JAKARTA, KOMPAS - Sosok Menteri Hukum dan Hak Asasi Manusia dalam kabinet yang akan ditunjuk Presiden dan Wakil Presiden terpilih RI Joko Widodo dan Ma’ruf Amin diharapkan dari kalangan profesional. Sosok itu pun diharapkan tidak hanya paham politik legislasi, tetapi juga memiliki loyalitas tunggal kepada Presiden.
Hal itu disebabkan posisi Menkumham akan menjadi sorotan publik dan menempati posisi krusial terkait sejumlah rancangan undang-undang (RUU) yang akan dilanjutkan pembahasannya oleh DPR bersama pemerintah setelah belum lama ini ditunda.
Sebagaimana diketahui, setelah rangkaian aksi mahasiswa dan desakan publik, sejumlah RUU ditunda pengesahannya dan akan dibahas DPR mendatang. RUU tersebut antara lain Rancangan Kitab Undang-undang Hukum Pidana (RKUHP), RUU Mineral dan Batubara, RUU Pertanahan, RUU Pemasyarakatan, dan RUU Penghapusan Kekerasan Seksual.
Bahkan, revisi UU Nomor 30 Tahun 2002 tentang Komisi Pemberantasan Tindak Pidana Korupsi, yang disetujui DPR dan pemerintah, hingga kini masih ditolak publik. Untuk itu, Presiden Joko Widodo mempertimbangkan menerbitkan peraturan pemerintah pengganti undang-undang (perppu).
Jalan sendiri
Pengajar hukum tata negara Sekolah Tinggi Hukum Indonesia (STH) Jentera, Bivitri Susanti, akhir pekan lalu, di Jakarta, mengatakan, munculnya protes dan keberatan publik dalam unjuk rasa mahasiswa menunjukkan suara publik yang tidak terwakilkan dalam sejumlah UU produk pemerintah dan DPR. Supaya hal serupa tak terulang, pos menteri yang menangani legislasi harus diisi profesional, bukan politisi.

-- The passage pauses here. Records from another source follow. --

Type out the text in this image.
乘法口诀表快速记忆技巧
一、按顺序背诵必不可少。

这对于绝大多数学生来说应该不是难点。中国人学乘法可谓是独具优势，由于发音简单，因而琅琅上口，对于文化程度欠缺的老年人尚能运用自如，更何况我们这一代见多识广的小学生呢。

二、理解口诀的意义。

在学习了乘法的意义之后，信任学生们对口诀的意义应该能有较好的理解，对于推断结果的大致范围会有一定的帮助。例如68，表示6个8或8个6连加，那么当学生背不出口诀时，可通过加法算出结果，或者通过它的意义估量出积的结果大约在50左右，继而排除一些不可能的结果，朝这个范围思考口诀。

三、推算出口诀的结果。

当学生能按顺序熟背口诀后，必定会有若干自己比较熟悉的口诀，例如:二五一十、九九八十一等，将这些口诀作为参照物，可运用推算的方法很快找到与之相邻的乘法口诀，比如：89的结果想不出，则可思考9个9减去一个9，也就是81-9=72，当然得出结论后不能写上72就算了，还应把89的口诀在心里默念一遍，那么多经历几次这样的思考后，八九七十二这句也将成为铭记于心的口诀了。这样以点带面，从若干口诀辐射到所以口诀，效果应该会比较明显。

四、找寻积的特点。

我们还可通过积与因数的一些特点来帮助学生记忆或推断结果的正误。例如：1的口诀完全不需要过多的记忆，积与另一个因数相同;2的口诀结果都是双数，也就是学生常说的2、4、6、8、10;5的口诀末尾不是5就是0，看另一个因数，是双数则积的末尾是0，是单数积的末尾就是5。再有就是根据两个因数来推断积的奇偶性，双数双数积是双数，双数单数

”Selama ini, publik menangkap kesan apa yang menjadi sikap dan kebijakan presiden soal politik legislasi tak tergambarkan dalam undang-undang. Contohnya pada Undang-Undang KPK dan KUHP, yang cenderung menunjukkan menteri terkait seolah jalan sendiri,” kata Bivitri.
Penguasaan politik legislasi dan loyalitas tunggal sebagai pembantu presiden, tambah Bivitri, lebih mudah dipenuhi oleh mereka yang berasal dari kalangan profesional. Alasannya, kader parpol juga memiliki kepentingan dan loyalitas kepada pimpinan parpol. Kekuatan mengolah dan memahami politik legislasi juga penting karena lingkup tugas kementerian sangat luas, mulai dari penanganan sistem peradilan pidana terpadu hingga HAM.
Hal senada diungkapkan Direktur Eksekutif Institute for Criminal Justice Reform (ICJR) Anggara. Ia menuturkan, posisi Menkumham lebih tepat diisi sosok dari kelompok profesional. Namun, dia harus mau mendengarkan masukan dan terbuka. ”Menkumham harus punya visi, ke mana hukum kita akan dibawa di masa depan,” katanya.
Guru Besar Kebijakan Publik Universitas Gadjah Mada, Yogyakarta, Erwan Agus Purwanto, menambahkan, Presiden Jokowi semestinya memilih pembantu yang bisa memenuhi janji kampanye.
”Tahun depan, fokusnya pembangunan SDM. Untuk bisa mewujudkan itu, reformasi birokrasi harus dijalankan. Karena janji harus dipenuhi, pembantu yang dipilih harus profesional dan punya kompetensi,” tuturnya.
Pengajar Fakultas Hukum UGM Zainal Arifin Mochtar menyatakan, selain berintegritas, rekam jejak calon menteri harus tidak tercela dan punya kapabilitas di bidang hukum.
Sebelumnya, Menkumhan dijabat Yasonna H Laoly, yang tercatat sebagai kader PDI-P. Terkait dengan sejumlah RUU yang ditolak publik, Yasonna pernah menyatakan, undang-undang yang dibuat pemerintah bersama DPR tidak mungkin memuaskan seluruh rakyat.